France’s Senate has passed a revised law aimed at curbing ultra-fast-fashion retailers such as Shein, Temu and AliExpress, introducing product-based fines and sweeping advertising restrictions after more than two years of legislative debate.
Reuters reported that under the law, ultra-fast-fashion companies will face fines ranging from €0.25 to €6 per product this year, rising progressively to as much as €10 per item by 2030. The legislation also bans advertising by ultra-fast-fashion platforms and prohibits online influencers from promoting their products.
The bill, which still requires presidential approval before coming into force, is designed to target online-only fast-fashion models rather than European retailers such as Zara and H&M.
“What is at stake today is not just clothes, but the societal model we want to defend,” said Serge Papin, France’s minister for small enterprises.
He said the industry being targeted “floods our markets with disposable fashion, with clothes worn only a few weeks before being thrown away”.

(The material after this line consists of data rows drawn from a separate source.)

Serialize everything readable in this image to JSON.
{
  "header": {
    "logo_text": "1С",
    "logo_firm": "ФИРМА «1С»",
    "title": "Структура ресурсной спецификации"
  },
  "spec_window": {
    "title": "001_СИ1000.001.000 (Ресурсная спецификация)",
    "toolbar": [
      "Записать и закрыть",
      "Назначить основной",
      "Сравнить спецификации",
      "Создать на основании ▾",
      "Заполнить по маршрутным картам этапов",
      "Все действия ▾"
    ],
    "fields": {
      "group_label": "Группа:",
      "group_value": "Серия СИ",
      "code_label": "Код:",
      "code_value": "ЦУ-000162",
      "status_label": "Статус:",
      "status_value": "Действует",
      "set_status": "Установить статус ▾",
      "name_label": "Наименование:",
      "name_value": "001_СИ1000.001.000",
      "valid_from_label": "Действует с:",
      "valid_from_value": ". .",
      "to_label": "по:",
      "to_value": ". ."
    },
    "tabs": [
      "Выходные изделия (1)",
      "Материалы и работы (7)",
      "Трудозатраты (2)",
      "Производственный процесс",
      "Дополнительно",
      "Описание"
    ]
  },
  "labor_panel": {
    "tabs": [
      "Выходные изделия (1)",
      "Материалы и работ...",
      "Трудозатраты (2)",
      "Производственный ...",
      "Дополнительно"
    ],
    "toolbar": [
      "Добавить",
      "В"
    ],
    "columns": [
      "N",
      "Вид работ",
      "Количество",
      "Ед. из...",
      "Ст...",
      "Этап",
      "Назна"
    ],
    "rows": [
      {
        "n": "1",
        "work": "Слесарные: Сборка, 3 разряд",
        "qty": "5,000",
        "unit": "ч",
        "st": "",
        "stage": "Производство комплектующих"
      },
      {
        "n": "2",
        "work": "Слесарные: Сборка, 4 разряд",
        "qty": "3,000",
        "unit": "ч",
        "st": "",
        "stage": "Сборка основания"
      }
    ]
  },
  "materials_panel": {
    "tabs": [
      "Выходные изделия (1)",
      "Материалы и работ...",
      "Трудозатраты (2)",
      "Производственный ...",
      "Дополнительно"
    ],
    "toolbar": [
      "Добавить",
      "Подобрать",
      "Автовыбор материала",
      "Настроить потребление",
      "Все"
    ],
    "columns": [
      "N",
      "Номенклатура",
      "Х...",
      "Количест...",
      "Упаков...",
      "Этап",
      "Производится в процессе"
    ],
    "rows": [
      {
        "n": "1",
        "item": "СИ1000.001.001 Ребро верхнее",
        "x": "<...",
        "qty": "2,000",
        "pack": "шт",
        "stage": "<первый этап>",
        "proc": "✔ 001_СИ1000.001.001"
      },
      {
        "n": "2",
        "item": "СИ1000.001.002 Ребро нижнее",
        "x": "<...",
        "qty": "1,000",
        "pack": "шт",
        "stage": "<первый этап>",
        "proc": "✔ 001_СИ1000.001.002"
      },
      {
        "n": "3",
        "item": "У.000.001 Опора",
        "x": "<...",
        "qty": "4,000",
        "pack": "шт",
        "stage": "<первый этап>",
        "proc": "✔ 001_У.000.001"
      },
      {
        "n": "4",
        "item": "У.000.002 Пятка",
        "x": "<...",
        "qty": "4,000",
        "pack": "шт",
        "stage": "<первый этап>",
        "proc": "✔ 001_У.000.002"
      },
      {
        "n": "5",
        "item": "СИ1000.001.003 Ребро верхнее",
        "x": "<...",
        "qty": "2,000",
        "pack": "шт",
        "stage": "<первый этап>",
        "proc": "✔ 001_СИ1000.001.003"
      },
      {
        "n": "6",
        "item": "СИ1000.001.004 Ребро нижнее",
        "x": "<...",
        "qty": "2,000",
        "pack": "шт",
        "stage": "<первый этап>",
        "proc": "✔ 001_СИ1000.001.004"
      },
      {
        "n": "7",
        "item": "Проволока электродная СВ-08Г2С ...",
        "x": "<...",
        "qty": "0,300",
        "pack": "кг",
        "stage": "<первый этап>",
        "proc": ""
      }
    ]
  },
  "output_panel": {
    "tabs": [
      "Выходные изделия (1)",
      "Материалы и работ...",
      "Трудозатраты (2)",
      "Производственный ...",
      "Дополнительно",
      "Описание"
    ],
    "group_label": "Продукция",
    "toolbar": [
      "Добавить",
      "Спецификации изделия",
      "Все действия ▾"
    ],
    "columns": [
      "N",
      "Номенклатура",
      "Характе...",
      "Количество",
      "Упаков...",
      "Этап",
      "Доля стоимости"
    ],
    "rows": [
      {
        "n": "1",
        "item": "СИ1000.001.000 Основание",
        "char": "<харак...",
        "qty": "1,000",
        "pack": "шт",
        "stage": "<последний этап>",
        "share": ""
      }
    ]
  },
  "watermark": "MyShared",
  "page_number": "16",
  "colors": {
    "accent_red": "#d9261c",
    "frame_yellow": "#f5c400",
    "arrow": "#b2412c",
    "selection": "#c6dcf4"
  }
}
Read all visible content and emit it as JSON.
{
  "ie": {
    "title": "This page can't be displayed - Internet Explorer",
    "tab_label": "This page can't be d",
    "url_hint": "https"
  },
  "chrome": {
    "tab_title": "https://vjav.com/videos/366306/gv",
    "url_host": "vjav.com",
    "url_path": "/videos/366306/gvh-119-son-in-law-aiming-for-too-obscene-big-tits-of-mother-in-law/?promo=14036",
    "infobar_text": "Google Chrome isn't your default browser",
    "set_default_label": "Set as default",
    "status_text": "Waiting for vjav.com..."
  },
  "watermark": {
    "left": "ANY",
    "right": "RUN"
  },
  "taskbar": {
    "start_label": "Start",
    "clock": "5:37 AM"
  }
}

The move marks the culmination of prolonged negotiations between France’s upper and lower houses, as lawmakers sought to align the framework with European Union (EU) digital and e-commerce regulations.
Shein said parts of the bill “appear to retain inconsistencies” with EU rules governing digital services and e-commerce, while the European Commission did not immediately comment. Temu and AliExpress also did not respond to requests for comment.
The original version of the bill was passed by France’s lower house in March 2024, with a more targeted Senate revision approved in June 2025 focusing on online ultra-fast-fashion platforms.